Garth grunted. "Your point is well taken, Mongo." He paused, and I could sense that he was looking around. "Besides, it probably won't be too long before we have more serious things to worry about-like being shot off Mabel's back."
"You got that right."
Harper stirred, then hugged me tight, sat up, and glanced around her. "Shit," she said when she saw the lobox. "He's still there."
"Oh, yeah."
"Where are we, Robby?"
"Somewhere in Nebraska."
"What are we going to do?"
"Now, there's a subject Garth and I were just warming up to."
Garth said, "The lobox is only part of the problem, Harper. The police don't seem to be after us; maybe they were called off. If they were after us, there'd have been helicopters with searchlights after the first hour, and we'd be in custody right now. If that was a copter we heard during the night, it was privately owned. It might have belonged to the people Mongo keeps referring to as Zelezian's sponsors. It wasn't really equipped for night flying."
Harper shuddered. "I wish we were in custody."

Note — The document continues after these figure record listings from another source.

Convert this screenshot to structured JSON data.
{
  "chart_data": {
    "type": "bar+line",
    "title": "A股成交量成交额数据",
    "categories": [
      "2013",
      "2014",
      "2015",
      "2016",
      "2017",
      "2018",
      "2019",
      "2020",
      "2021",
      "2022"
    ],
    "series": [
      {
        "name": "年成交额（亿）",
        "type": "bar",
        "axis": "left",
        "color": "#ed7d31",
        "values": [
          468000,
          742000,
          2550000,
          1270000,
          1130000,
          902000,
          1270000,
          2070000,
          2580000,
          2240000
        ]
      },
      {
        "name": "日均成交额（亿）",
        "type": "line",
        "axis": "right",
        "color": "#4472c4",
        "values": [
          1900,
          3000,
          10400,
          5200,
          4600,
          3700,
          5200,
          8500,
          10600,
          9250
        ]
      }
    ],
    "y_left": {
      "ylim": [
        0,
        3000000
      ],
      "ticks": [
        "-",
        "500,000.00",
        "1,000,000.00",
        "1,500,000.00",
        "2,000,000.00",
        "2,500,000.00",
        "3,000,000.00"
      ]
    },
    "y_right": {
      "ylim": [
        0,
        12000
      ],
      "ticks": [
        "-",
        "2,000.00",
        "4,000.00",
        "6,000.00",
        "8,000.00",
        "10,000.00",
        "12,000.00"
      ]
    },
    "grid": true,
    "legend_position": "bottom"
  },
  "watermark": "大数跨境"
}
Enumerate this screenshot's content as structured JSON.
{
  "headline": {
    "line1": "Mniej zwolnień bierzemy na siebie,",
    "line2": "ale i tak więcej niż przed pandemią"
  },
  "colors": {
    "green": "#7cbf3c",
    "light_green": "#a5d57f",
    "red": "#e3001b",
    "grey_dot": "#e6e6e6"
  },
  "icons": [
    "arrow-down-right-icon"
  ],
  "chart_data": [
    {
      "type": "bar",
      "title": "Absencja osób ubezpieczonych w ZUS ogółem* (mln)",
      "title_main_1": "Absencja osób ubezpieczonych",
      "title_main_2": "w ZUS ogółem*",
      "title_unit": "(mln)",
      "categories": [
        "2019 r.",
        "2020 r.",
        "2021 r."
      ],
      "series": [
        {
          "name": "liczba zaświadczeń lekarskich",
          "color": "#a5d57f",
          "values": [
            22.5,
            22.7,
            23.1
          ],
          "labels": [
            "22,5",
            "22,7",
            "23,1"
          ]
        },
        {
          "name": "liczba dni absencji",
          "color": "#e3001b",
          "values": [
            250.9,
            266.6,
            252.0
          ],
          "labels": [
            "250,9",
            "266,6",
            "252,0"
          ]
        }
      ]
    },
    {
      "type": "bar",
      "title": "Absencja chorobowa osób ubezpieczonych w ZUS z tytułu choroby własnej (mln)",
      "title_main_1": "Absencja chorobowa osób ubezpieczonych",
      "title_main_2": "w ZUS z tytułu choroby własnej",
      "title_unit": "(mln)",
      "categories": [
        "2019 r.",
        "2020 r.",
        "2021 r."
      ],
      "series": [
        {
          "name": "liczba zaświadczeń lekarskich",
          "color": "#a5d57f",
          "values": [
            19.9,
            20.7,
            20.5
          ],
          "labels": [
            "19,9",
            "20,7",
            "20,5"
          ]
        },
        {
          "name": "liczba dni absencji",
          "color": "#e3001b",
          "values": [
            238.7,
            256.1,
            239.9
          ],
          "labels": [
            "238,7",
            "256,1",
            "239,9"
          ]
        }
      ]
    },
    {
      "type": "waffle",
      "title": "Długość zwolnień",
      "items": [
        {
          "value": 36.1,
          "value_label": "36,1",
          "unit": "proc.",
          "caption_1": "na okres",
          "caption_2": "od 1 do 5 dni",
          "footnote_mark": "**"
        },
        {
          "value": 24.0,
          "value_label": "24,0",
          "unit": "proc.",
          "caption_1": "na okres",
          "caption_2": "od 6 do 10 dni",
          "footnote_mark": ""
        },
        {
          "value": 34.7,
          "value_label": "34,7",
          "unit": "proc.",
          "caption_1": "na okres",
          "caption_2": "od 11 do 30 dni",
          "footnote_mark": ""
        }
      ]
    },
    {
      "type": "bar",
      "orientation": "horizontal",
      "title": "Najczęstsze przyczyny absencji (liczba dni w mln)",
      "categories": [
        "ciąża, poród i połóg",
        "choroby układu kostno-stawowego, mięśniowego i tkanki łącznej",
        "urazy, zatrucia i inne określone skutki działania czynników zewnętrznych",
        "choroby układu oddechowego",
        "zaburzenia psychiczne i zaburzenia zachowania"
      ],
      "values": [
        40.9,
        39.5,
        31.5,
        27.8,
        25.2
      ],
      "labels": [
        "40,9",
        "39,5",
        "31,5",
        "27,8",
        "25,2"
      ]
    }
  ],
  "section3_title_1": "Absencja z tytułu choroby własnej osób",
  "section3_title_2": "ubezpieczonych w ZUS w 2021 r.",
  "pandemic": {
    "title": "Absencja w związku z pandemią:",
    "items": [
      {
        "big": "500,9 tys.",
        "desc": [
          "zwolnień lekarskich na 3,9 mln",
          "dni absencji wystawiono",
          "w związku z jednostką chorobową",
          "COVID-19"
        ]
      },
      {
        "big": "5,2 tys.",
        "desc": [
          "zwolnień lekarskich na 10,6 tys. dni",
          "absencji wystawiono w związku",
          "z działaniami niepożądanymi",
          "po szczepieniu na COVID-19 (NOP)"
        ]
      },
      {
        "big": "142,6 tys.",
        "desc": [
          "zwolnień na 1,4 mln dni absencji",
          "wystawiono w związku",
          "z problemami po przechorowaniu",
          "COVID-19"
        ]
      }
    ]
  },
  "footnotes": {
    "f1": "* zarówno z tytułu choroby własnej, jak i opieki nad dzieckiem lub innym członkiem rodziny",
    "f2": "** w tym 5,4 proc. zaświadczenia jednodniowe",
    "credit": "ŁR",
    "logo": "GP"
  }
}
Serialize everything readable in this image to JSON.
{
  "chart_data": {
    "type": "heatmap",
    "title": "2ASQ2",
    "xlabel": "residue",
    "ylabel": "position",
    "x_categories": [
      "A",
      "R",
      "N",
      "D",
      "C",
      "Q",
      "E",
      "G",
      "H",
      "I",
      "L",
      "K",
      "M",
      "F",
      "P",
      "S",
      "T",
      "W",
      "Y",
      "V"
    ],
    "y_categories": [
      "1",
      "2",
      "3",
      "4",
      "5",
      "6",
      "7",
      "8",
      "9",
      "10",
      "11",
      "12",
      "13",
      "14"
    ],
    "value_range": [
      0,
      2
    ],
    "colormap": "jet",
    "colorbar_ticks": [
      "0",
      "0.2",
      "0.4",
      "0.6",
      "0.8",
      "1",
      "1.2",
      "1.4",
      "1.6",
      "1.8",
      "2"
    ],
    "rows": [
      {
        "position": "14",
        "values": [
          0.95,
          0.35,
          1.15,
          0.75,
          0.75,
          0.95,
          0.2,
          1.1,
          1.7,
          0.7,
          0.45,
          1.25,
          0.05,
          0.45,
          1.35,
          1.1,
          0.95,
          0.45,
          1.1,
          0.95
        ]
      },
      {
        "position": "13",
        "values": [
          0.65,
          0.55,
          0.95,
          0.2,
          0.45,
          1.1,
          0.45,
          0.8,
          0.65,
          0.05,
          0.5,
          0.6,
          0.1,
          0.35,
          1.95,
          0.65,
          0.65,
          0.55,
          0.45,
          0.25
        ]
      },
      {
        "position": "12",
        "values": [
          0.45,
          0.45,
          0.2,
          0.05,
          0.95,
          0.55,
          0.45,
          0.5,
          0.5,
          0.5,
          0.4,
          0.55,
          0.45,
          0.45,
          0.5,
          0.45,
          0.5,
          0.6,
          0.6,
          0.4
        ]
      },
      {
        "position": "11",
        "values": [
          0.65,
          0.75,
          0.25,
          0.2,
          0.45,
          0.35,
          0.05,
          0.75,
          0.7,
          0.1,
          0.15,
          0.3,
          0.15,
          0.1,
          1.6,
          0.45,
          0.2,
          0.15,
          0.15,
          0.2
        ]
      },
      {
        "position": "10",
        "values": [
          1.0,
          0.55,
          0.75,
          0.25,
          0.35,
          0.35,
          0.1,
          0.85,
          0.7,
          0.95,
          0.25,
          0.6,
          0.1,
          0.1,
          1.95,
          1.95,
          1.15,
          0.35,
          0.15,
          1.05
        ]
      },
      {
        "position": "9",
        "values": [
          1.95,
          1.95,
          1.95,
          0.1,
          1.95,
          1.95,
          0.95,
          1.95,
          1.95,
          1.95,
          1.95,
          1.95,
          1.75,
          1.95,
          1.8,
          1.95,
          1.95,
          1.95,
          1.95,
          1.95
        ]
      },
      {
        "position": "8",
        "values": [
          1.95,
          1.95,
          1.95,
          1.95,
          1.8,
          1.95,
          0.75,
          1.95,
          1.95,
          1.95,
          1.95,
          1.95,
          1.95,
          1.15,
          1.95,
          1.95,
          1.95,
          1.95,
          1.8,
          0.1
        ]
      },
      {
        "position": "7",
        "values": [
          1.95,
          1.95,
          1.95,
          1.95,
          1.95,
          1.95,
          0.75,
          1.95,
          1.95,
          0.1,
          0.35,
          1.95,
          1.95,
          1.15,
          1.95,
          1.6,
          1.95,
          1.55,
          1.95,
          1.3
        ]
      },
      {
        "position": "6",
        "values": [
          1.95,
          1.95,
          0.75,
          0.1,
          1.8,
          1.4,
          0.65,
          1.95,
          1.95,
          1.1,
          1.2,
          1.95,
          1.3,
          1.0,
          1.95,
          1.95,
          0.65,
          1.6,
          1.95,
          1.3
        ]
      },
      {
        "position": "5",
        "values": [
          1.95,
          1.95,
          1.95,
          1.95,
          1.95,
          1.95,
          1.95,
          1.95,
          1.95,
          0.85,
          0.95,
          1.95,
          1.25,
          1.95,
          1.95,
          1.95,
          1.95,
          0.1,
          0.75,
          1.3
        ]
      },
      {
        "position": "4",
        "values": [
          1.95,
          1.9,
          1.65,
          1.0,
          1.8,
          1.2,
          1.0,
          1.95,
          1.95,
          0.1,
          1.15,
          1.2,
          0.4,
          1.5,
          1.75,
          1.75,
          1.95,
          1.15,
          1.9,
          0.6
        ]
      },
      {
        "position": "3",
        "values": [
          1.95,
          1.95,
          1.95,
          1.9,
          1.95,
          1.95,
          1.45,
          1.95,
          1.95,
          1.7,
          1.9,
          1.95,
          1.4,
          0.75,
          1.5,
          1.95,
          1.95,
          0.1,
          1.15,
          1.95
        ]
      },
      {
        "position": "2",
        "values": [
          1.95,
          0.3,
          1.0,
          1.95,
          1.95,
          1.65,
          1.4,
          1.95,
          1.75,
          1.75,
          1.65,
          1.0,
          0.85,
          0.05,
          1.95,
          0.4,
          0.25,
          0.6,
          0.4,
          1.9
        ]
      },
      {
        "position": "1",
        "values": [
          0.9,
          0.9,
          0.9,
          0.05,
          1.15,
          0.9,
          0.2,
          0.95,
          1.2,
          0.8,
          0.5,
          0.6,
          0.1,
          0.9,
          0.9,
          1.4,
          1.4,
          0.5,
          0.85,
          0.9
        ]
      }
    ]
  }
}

"That makes three of us," I said, shielding my eyes against the rising sun as I glanced again toward the northeast. My attention kept wandering back to the grain elevators. "With that lobox trotting along behind us, we'd have the proof we need-and an explanation for two snakebitten gunmen, one squashed Zelezian, and disturbing the peace with a purloined elephant. That's why the cops aren't after us. But, for sure, Luther and the people backing that whole weapons development operation are going to be seriously on our case now that the sun is up. We certainly won't be hard to track, considering the stomped crops and the tons of elephant droppings we've left behind. If they use a plane or helicopter, they'll pick up our trail two minutes after they're in the air."
"Maybe we should start looking for a phone," Harper said, and laughed nervously. "Since we can't get down, we'll ask Mabel to make the call."
"Luther closed down that circus five minutes after we disappeared into the corn field," Garth said, half to himself. He was musing, thinking like the cop he had been for so many years. "Since troopers aren't swarming all over the countryside, Mon-go's right about their being protected by some powerful people. There'll probably be an established escape route for getting Zelezian, his people, and the lobox breeding stock out of the country-probably into Canada by tractor-trailer and then a plane back to Switzerland. Everything else in the circus would be abandoned, the animals left in pens or trucks. The breeding stock may already be on its way to Canada, but Luther and a posse of gunmen will most definitely be searching for us."